An upcoming event at the Reynolds Journalism Institute Dodging the Memory Hole: Saving Born-digital News Content (following on their Newspaper Archive Summit) looks like a great opportunity to bring together people who aren’t regularly in contact to think about preserving online news content. As the website explains:
One recent survey found that most American media enterprises fail to adequately process their born-digital news content for long-term survival. This potential disappearance of news, birth announcements, obituaries and feature stories represents an impending loss of cultural heritage and identity for communities and the nation at large: a kind of Orwellian “memory hole” of our own unintentional making.
The situation with news websites reminds me in many ways of the situation with university presses: each publisher is so preoccupied with trying to make ends meet that they can’t afford to invest in solutions that will help preserve their content. Preserving content is not only altruistic (ensuring that it’s available for historians) but also has the potential to lead to increased revenue—”monetizing your backlist” by keeping your products available for sale for longer and/or repackaging them in new ways.
However, in this regard, news organizations that publish online have a significant advantage over university presses for digital preservation: they generally already use a content management system not only for publishing but for managing all stages of the editing process. Therefore, their content is already in a rich, fairly standard format within this CMS. Compare this with university presses, in which the common format for their products is most often only PDF files.
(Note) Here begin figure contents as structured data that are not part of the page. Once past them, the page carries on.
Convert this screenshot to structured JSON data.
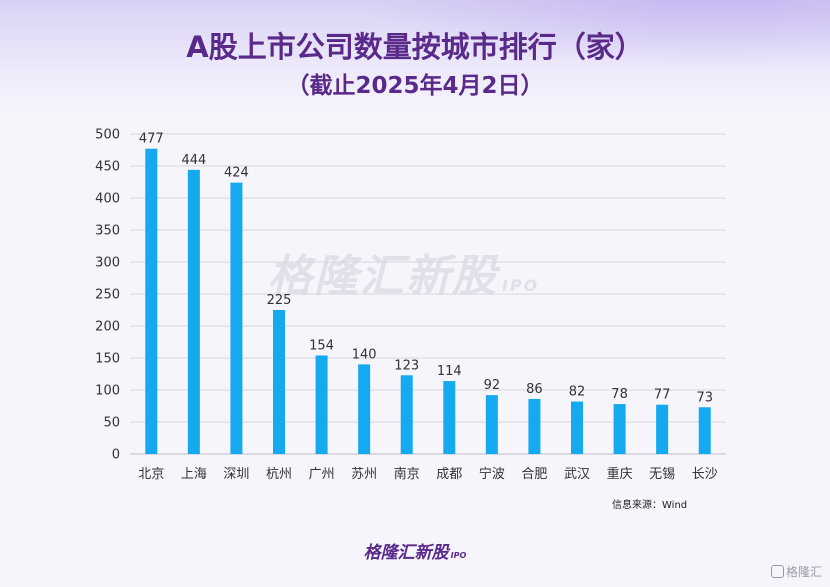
{
  "title": "A股上市公司数量按城市排行（家）",
  "subtitle": "（截止2025年4月2日）",
  "source": "信息来源：Wind",
  "brand": {
    "name": "格隆汇新股",
    "sub": "IPO"
  },
  "corner_logo": "格隆汇",
  "colors": {
    "bar": "#15aaf0",
    "title": "#5a2a8a",
    "axis_text": "#333333",
    "grid": "#d9d8de"
  },
  "chart_data": {
    "type": "bar",
    "title": "A股上市公司数量按城市排行（家）",
    "subtitle": "（截止2025年4月2日）",
    "categories": [
      "北京",
      "上海",
      "深圳",
      "杭州",
      "广州",
      "苏州",
      "南京",
      "成都",
      "宁波",
      "合肥",
      "武汉",
      "重庆",
      "无锡",
      "长沙"
    ],
    "values": [
      477,
      444,
      424,
      225,
      154,
      140,
      123,
      114,
      92,
      86,
      82,
      78,
      77,
      73
    ],
    "ylim": [
      0,
      500
    ],
    "yticks": [
      0,
      50,
      100,
      150,
      200,
      250,
      300,
      350,
      400,
      450,
      500
    ],
    "xlabel": "",
    "ylabel": "",
    "grid": true,
    "legend": "none",
    "data_labels": true
  }
}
An organization operating a CMS has an opportunity to integrate archiving into the act of publishing or updating content within the CMS. Instead of archiving after the fact of publication (as some scholarly publishers do when delivering content to Portico), the CMS could automatically send a copy of each newly created or newly revised webpage to a trusted archive of the content that would only make the content available in case of “trigger event”. Such an archive would be a third party trusted by competing publishers, like Portico, and would need to have an automated mechanism for receiving and archiving content. Unlike pure web crawling efforts, this could catch every revision of an article, and it could include content behind a paywall.
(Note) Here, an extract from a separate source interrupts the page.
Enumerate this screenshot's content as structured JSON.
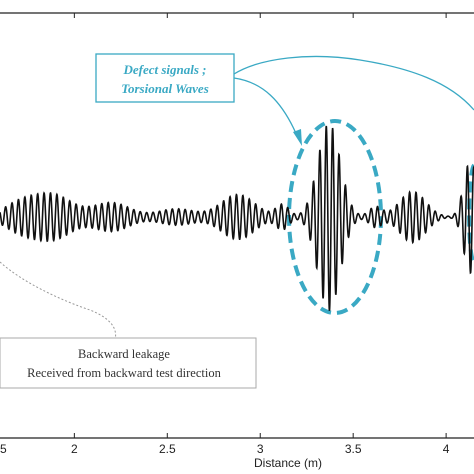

The staff at Portico do quite a bit to normalize scholarly content they receive into a standard XML format suitable for preservation, but since there isn’t an equivalent standard, archival-quality format for online news content, the CMS would likely have to deliver the HTML source, plus embedded media files, “as is”. Still, HTML is far from the worst content for preservation (web browsers do an excellent job of rendering nearly any HTML document, even those created many years ago), and non-HTML content would be in no worse shape than if no one had saved it at all.
So we just need to create the trusted third-party archive and create plugins for automatic deposit into that archive for the various CMSes in use. Easy!